Peake spent the entire 2004 season playing with East Fremantle. Good form in the WAFL and an extensive injury list at Fremantle saw him make his debut in Round 13 in 2005 against the Kangaroos. He ended the season having played nine of the last ten games. In 2006 Peake became a regular with the Dockers' side, playing 20 games and finishing the season with 10 Brownlow Medal votes. He missed six games in early 2007 with a broken collarbone.

In 2009, he was suspended in June for a discipline breach and was also dropped for the last two games of the season. With concerns over his disposal and lack of two-way play leaving him on the outer at Fremantle, Peake requested a trade at the end of the year.

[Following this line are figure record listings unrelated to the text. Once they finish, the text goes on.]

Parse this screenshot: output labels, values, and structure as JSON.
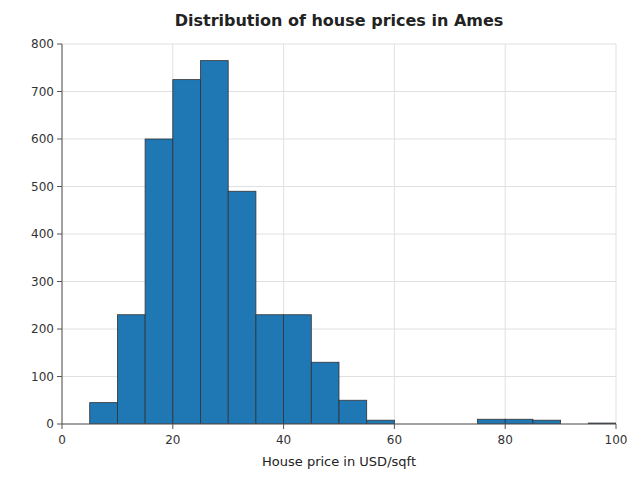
{
  "chart_data": {
    "type": "histogram",
    "title": "Distribution of house prices in Ames",
    "xlabel": "House price in USD/sqft",
    "bins": [
      0,
      5,
      10,
      15,
      20,
      25,
      30,
      35,
      40,
      45,
      50,
      55,
      60,
      65,
      70,
      75,
      80,
      85,
      90,
      95,
      100
    ],
    "values": [
      0,
      45,
      230,
      600,
      725,
      765,
      490,
      230,
      230,
      130,
      50,
      8,
      0,
      0,
      0,
      10,
      10,
      8,
      0,
      2
    ],
    "color": "#1f77b4",
    "xlim": [
      0,
      100
    ],
    "xticks": [
      0,
      20,
      40,
      60,
      80,
      100
    ],
    "ylim": [
      0,
      800
    ],
    "yticks": [
      0,
      100,
      200,
      300,
      400,
      500,
      600,
      700,
      800
    ],
    "grid": true
  }
}
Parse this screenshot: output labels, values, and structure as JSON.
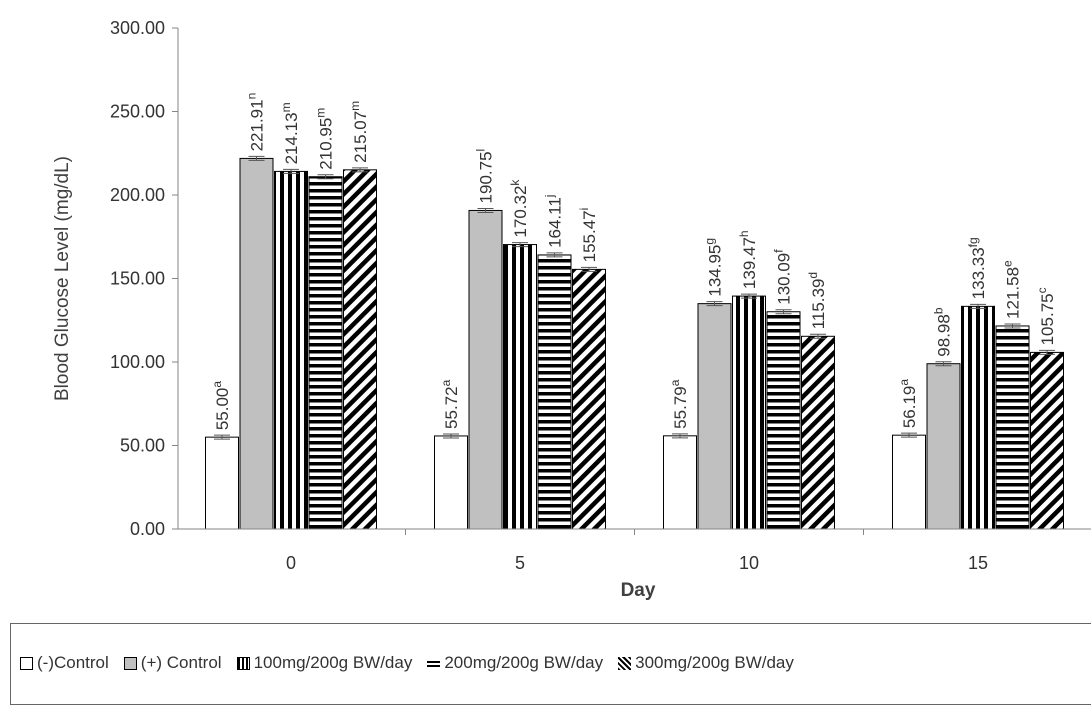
{
  "chart_data": {
    "type": "bar",
    "title": "",
    "xlabel": "Day",
    "ylabel": "Blood Glucose Level (mg/dL)",
    "ylim": [
      0,
      300
    ],
    "yticks": [
      "0.00",
      "50.00",
      "100.00",
      "150.00",
      "200.00",
      "250.00",
      "300.00"
    ],
    "grid": false,
    "legend_placement": "bottom",
    "categories": [
      "0",
      "5",
      "10",
      "15"
    ],
    "series": [
      {
        "name": "(-)Control",
        "pattern": "white",
        "values": [
          55.0,
          55.72,
          55.79,
          56.19
        ],
        "labels": [
          "55.00",
          "55.72",
          "55.79",
          "56.19"
        ],
        "superscripts": [
          "a",
          "a",
          "a",
          "a"
        ]
      },
      {
        "name": "(+) Control",
        "pattern": "gray",
        "values": [
          221.91,
          190.75,
          134.95,
          98.98
        ],
        "labels": [
          "221.91",
          "190.75",
          "134.95",
          "98.98"
        ],
        "superscripts": [
          "n",
          "l",
          "g",
          "b"
        ]
      },
      {
        "name": "100mg/200g BW/day",
        "pattern": "vertical-stripes",
        "values": [
          214.13,
          170.32,
          139.47,
          133.33
        ],
        "labels": [
          "214.13",
          "170.32",
          "139.47",
          "133.33"
        ],
        "superscripts": [
          "m",
          "k",
          "h",
          "fg"
        ]
      },
      {
        "name": "200mg/200g BW/day",
        "pattern": "horizontal-stripes",
        "values": [
          210.95,
          164.11,
          130.09,
          121.58
        ],
        "labels": [
          "210.95",
          "164.11",
          "130.09",
          "121.58"
        ],
        "superscripts": [
          "m",
          "j",
          "f",
          "e"
        ]
      },
      {
        "name": "300mg/200g BW/day",
        "pattern": "diagonal-stripes",
        "values": [
          215.07,
          155.47,
          115.39,
          105.75
        ],
        "labels": [
          "215.07",
          "155.47",
          "115.39",
          "105.75"
        ],
        "superscripts": [
          "m",
          "i",
          "d",
          "c"
        ]
      }
    ],
    "colors": {
      "bar_stroke": "#000000",
      "gray_fill": "#c0c0c0",
      "axis": "#868686",
      "text": "#333333"
    }
  }
}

As his father did in most of his 300 games for East Fremantle, Peake wore the Number 7 guernsey for Fremantle.

== Move to St Kilda ==
During the 2009 trade week Peake was recruited by St Kilda Football Club in exchange for the number 48 pick in the 2009 AFL Draft.

Peake made his debut for the Saints in Round 1, 2010, against Sydney at ANZ Stadium, and had 14 possessions (and a goal) in an eight-point victory.

Peake played 23 games in 2010, including four finals matches.

As of the end of the 2010 AFL season, Peake had played in seven finals matches including two grand finals.

Under the new coach, Scott Watters in 2012, Peake played the first game of the season before being dropped. He was not given another game and was delisted at the end of the season.